Friday, March 12, 1999
CPS hired teacher unaware of sex-abuse charges
BY DANA DiFILIPPO
The Cincinnati Enquirer
A Cincinnati Public Schools teacher who was fired last month after allegations he improperly touched several students resigned from Covington Independent Schools in 1987 after similar accusations surfaced there.
William J. Gray, who taught at John G. Carlisle School in Covington in the 1980s, faced felony sex-abuse charges in Kenton Circuit Court in 1987 after four of his third-grade students said he fondled them. One trial ended in a hung jury in August 1987. He was acquitted in a second trial.
But because the court later granted his request for an expungement, Cincinnati Public Schools officials say, they never learned about the Covington case when they did his pre-employment criminal background check.
Cincinnati school board members fired Mr. Gray, 48, after police charged him with three misdemeanor counts of sexual imposition. Three teen boys who were his sixth-grade students at Heberle School in the West End told police he grabbed their buttocks, touched one boy's genitals and looked at a boy standing next to him at a urinal at school.
Sounds to me like this is a case that would call for a rewriting of the law that would make it more difficult for the record to be expunged, said Cincinnati school board member Harriet Russell.
School board members also may need to explore adding background checks such as investigating the content of applicants' personnel files from previous jobs, Ms. Russell said.
Board President Lynwood Battle stressed that the district can't trample people's privacy rights in efforts to ensure a clean record.
There are a lot of people out there with various things on their (criminal) record but no convictions. We cannot consider anything that is not a
conviction. It's an issue of fairness, Mr. Battle said.

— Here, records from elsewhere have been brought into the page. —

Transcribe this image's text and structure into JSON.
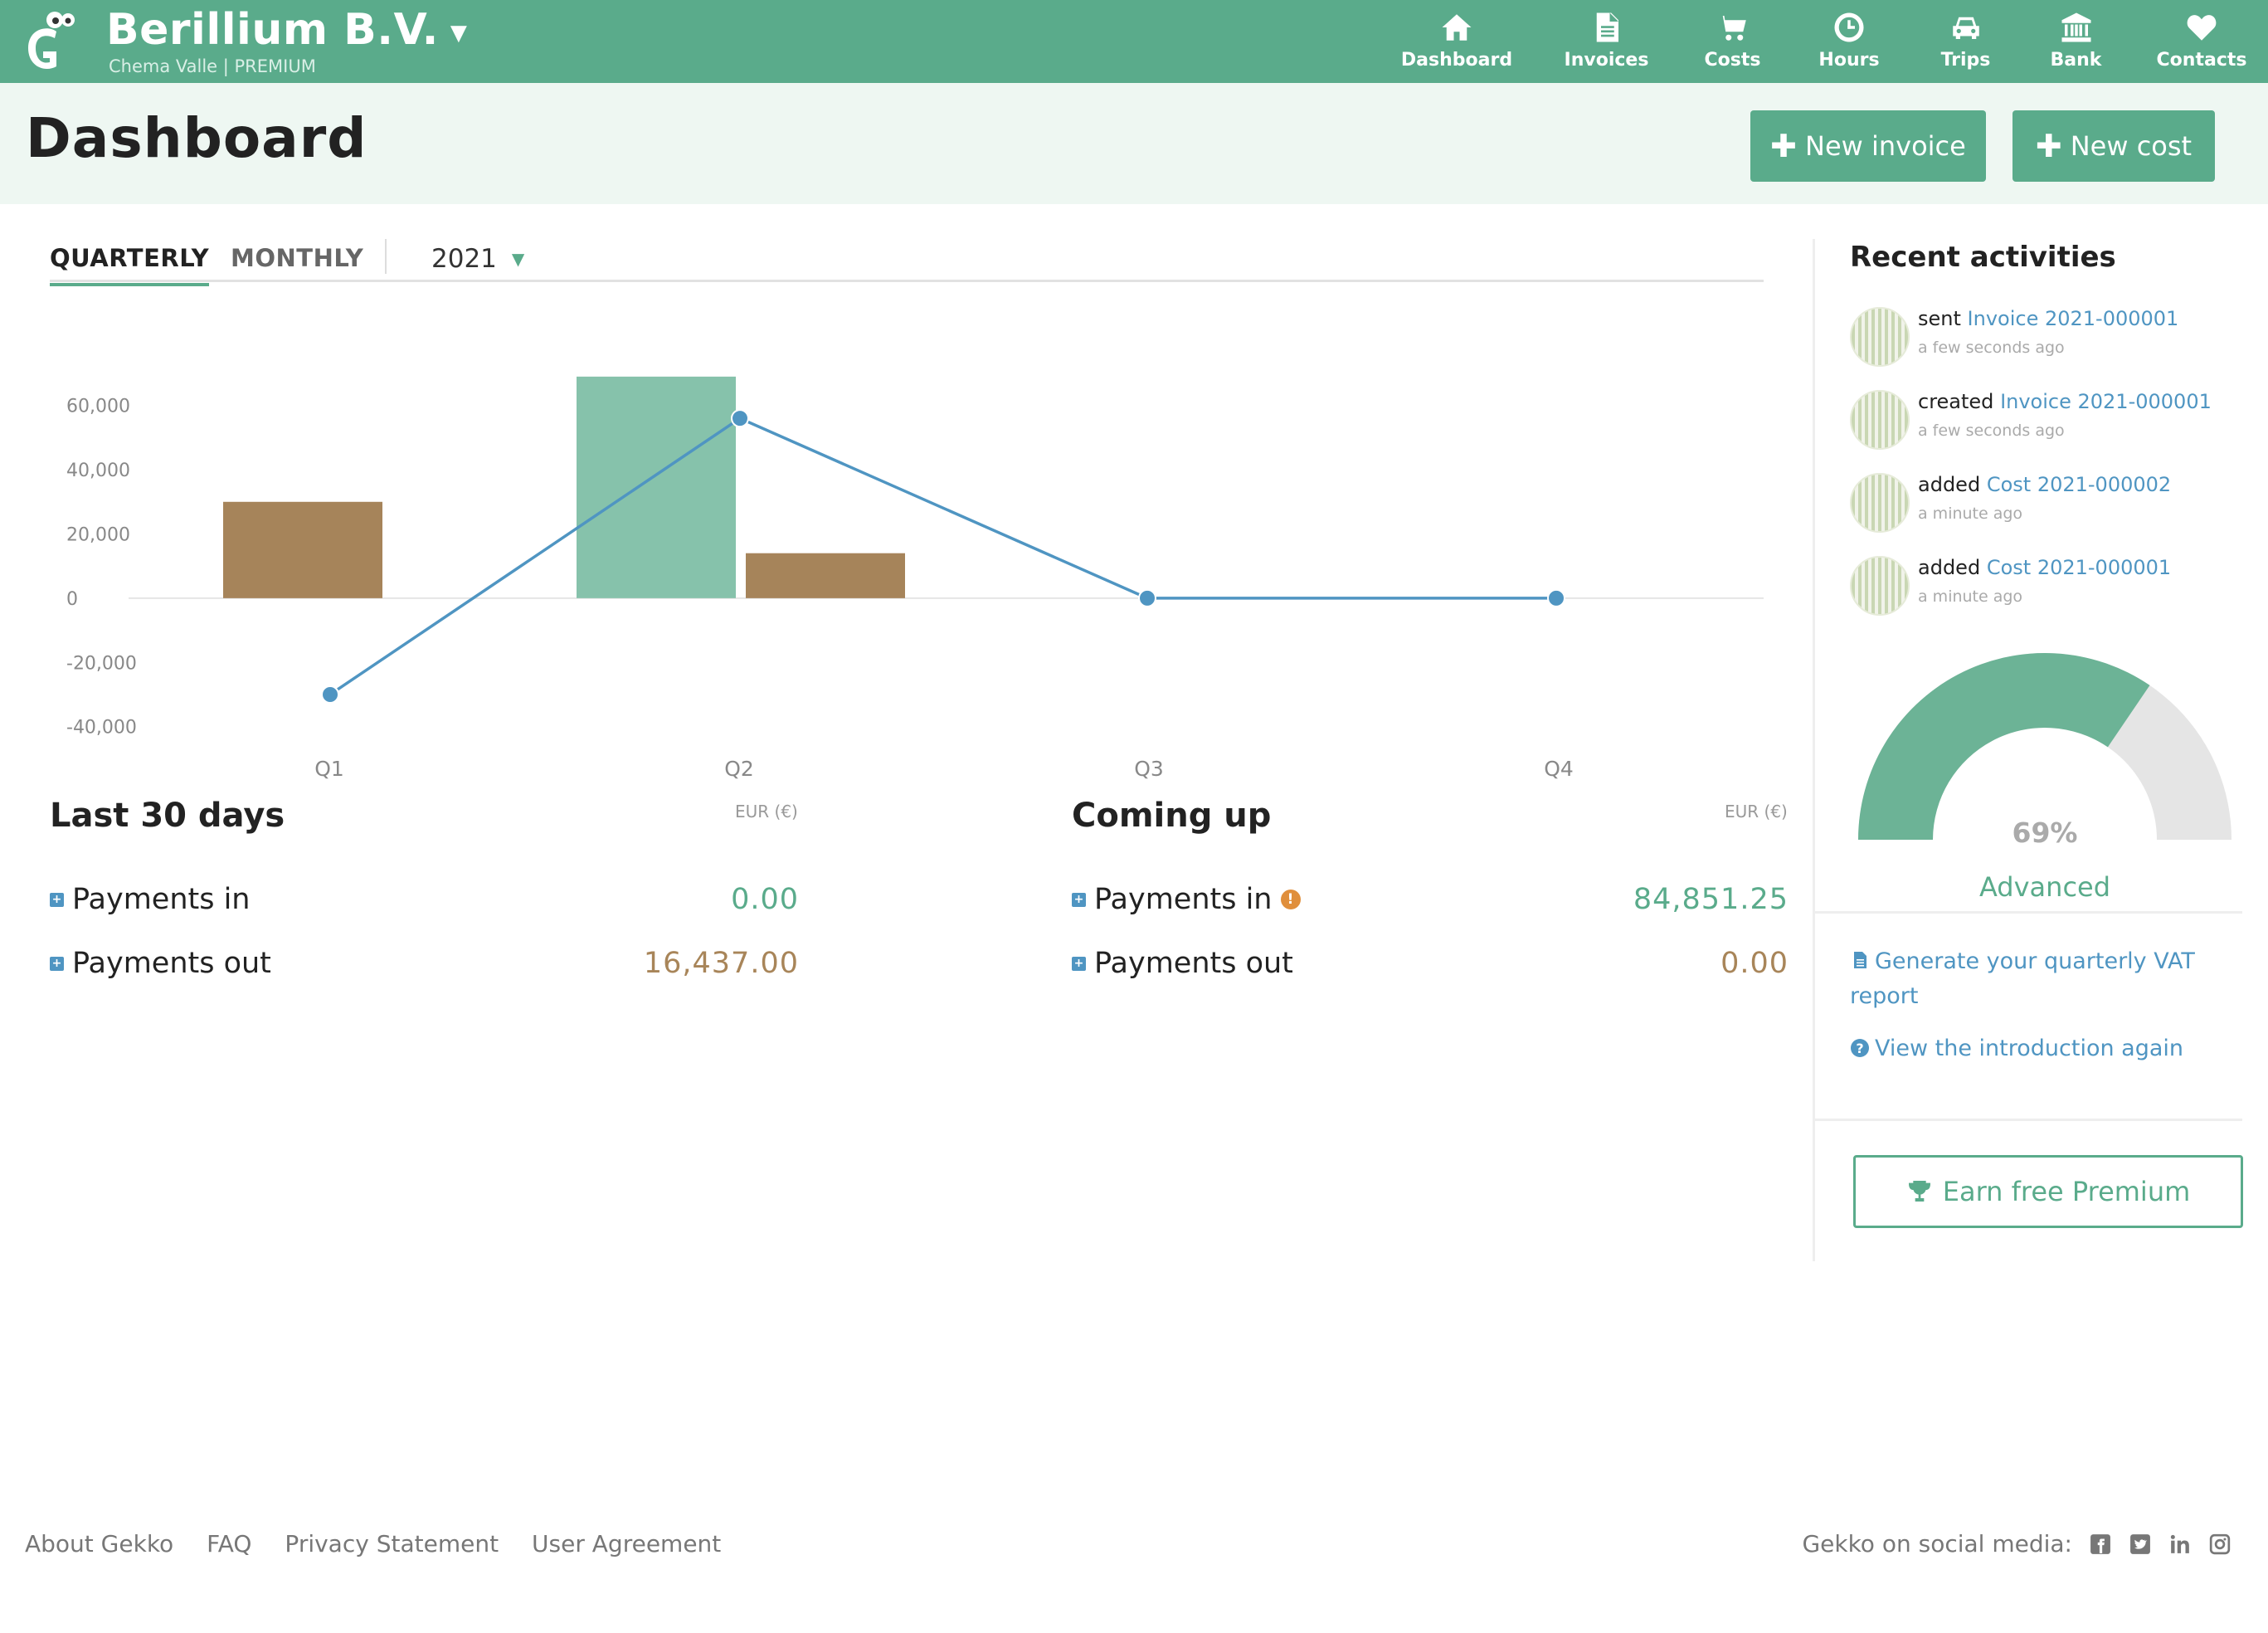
{
  "header": {
    "company": "Berillium B.V.",
    "subline": "Chema Valle | PREMIUM",
    "nav": [
      {
        "label": "Dashboard",
        "icon": "home-icon"
      },
      {
        "label": "Invoices",
        "icon": "document-icon"
      },
      {
        "label": "Costs",
        "icon": "cart-icon"
      },
      {
        "label": "Hours",
        "icon": "clock-icon"
      },
      {
        "label": "Trips",
        "icon": "car-icon"
      },
      {
        "label": "Bank",
        "icon": "bank-icon"
      },
      {
        "label": "Contacts",
        "icon": "heart-icon"
      }
    ]
  },
  "page": {
    "title": "Dashboard",
    "new_invoice": "New invoice",
    "new_cost": "New cost"
  },
  "tabs": {
    "quarterly": "QUARTERLY",
    "monthly": "MONTHLY",
    "year": "2021"
  },
  "chart_data": {
    "type": "bar",
    "categories": [
      "Q1",
      "Q2",
      "Q3",
      "Q4"
    ],
    "ylim": [
      -45000,
      70000
    ],
    "yticks": [
      60000,
      40000,
      20000,
      0,
      -20000,
      -40000
    ],
    "ytick_labels": [
      "60,000",
      "40,000",
      "20,000",
      "0",
      "-20,000",
      "-40,000"
    ],
    "series": [
      {
        "kind": "bar",
        "color": "#86c2ab",
        "values": [
          0,
          69000,
          0,
          0
        ]
      },
      {
        "kind": "bar",
        "color": "#a6845a",
        "values": [
          30000,
          14000,
          0,
          0
        ]
      },
      {
        "kind": "line",
        "color": "#4f95c2",
        "values": [
          -30000,
          56000,
          0,
          0
        ]
      }
    ]
  },
  "last30": {
    "title": "Last 30 days",
    "currency": "EUR (€)",
    "payments_in_label": "Payments in",
    "payments_in": "0.00",
    "payments_out_label": "Payments out",
    "payments_out": "16,437.00"
  },
  "coming": {
    "title": "Coming up",
    "currency": "EUR (€)",
    "payments_in_label": "Payments in",
    "payments_in": "84,851.25",
    "payments_out_label": "Payments out",
    "payments_out": "0.00"
  },
  "sidebar": {
    "title": "Recent activities",
    "activities": [
      {
        "verb": "sent",
        "link": "Invoice 2021-000001",
        "time": "a few seconds ago"
      },
      {
        "verb": "created",
        "link": "Invoice 2021-000001",
        "time": "a few seconds ago"
      },
      {
        "verb": "added",
        "link": "Cost 2021-000002",
        "time": "a minute ago"
      },
      {
        "verb": "added",
        "link": "Cost 2021-000001",
        "time": "a minute ago"
      }
    ],
    "gauge": {
      "percent": 69,
      "percent_label": "69%",
      "level": "Advanced",
      "fill": "#6cb396",
      "track": "#e5e5e5"
    },
    "vat_link": "Generate your quarterly VAT report",
    "intro_link": "View the introduction again",
    "earn_button": "Earn free Premium"
  },
  "footer": {
    "links": [
      "About Gekko",
      "FAQ",
      "Privacy Statement",
      "User Agreement"
    ],
    "social_label": "Gekko on social media:",
    "social_icons": [
      "facebook-icon",
      "twitter-icon",
      "linkedin-icon",
      "instagram-icon"
    ]
  }
}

Our policy is sound. When issues like this one are brought to our attention, we will act swiftly and fairly with the interest of children on the top of our minds.

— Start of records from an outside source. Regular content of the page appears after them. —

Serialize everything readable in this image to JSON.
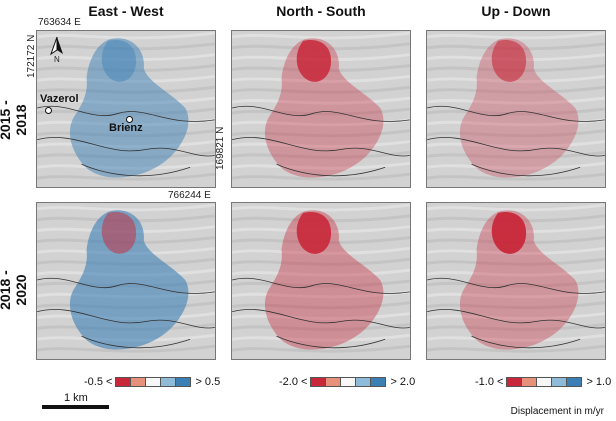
{
  "columns": [
    "East - West",
    "North - South",
    "Up - Down"
  ],
  "rows": [
    "2015 - 2018",
    "2018 - 2020"
  ],
  "coordinates": {
    "top_easting": "763634 E",
    "left_northing": "172172 N",
    "right_northing": "169821 N",
    "bottom_easting": "766244 E"
  },
  "places": {
    "vazerol": "Vazerol",
    "brienz": "Brienz"
  },
  "north_arrow": "N",
  "legends": [
    {
      "min_label": "-0.5 <",
      "max_label": "> 0.5"
    },
    {
      "min_label": "-2.0 <",
      "max_label": "> 2.0"
    },
    {
      "min_label": "-1.0 <",
      "max_label": "> 1.0"
    }
  ],
  "legend_colors": [
    "#c8283a",
    "#e8917a",
    "#f7f7f7",
    "#8ebcd8",
    "#3c7fb5"
  ],
  "scale_label": "1 km",
  "units_label": "Displacement in m/yr",
  "colors": {
    "red": "#c8283a",
    "blue": "#3c7fb5",
    "hillshade": "#d4d4d4"
  }
}
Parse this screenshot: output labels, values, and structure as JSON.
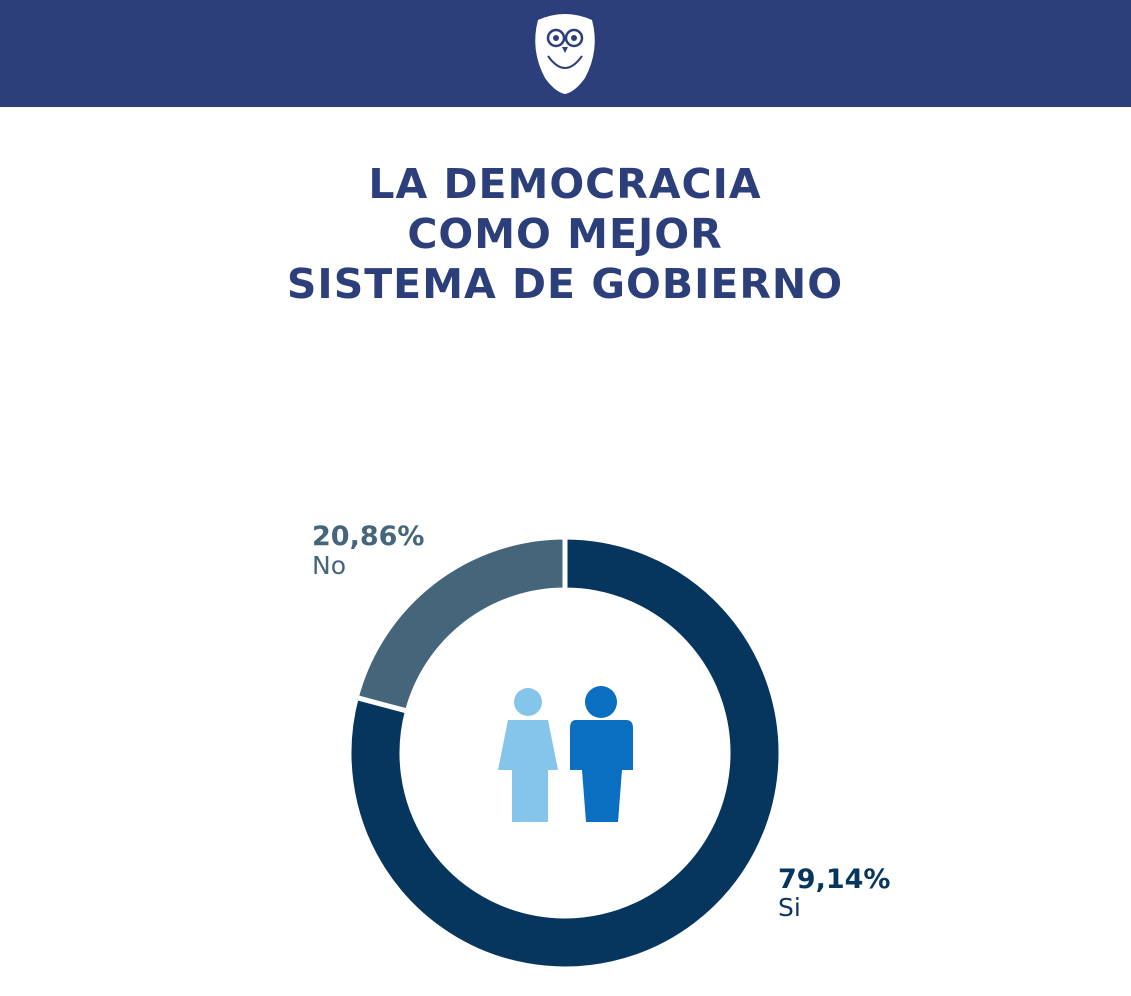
{
  "chart_data": {
    "type": "donut",
    "title": [
      "LA DEMOCRACIA",
      "COMO MEJOR",
      "SISTEMA DE GOBIERNO"
    ],
    "categories": [
      "Si",
      "No"
    ],
    "values": [
      79.14,
      20.86
    ],
    "value_labels": [
      "79,14%",
      "20,86%"
    ],
    "colors": [
      "#06365e",
      "#45657a"
    ]
  }
}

During Mr. Gray's trials in Covington, the boys testified that he touched their buttocks and genitals in class on several occasions between September 1986 and April 1987.
Mr. Gray testified that he frequently hugged his students, and said his actions may have been misconstrued. His attorney argued that his accusers were from poor families and hungry for attention.
I don't have any interest in children whatsoever but to teach them, Mr. Gray testified.
Mr. Gray couldn't be reached Thursday.
He had taught in Cincinnati Public Schools since 1994. He taught in Covington schools for nine years and Campbell County schools for four years.
He resigned his Covington job in May 1987. Within days, he tried to get it back and eventually sued the Covington Board of Education in Kenton Circuit Court. He lost.
Any applicant seeking to teach in Cincinnati Public Schools must supply a police records check from his or her home county, said Carol Landwehr, the schools' manager of employment and recruitment.
If the applicant is hired, he or she must submit fingerprints for checks with the Ohio Bureau of Criminal Identification and Investigation, which would uncover any offenses committed in the state.
The fingerprints of new employees who have lived in Ohio less than five years also are sent to the FBI to detect crimes committed in other states.
Mr. Gray 48, surrendered to Cincinnati police last month on three misdemeanor counts of sexual imposition.
He was released from the Hamilton County Justice Center on condition that he return to court.
Police identified his address as the Drop-Inn Center Shelter House in Over-the-Rhine, but district personnel records listed his address in Alexandria.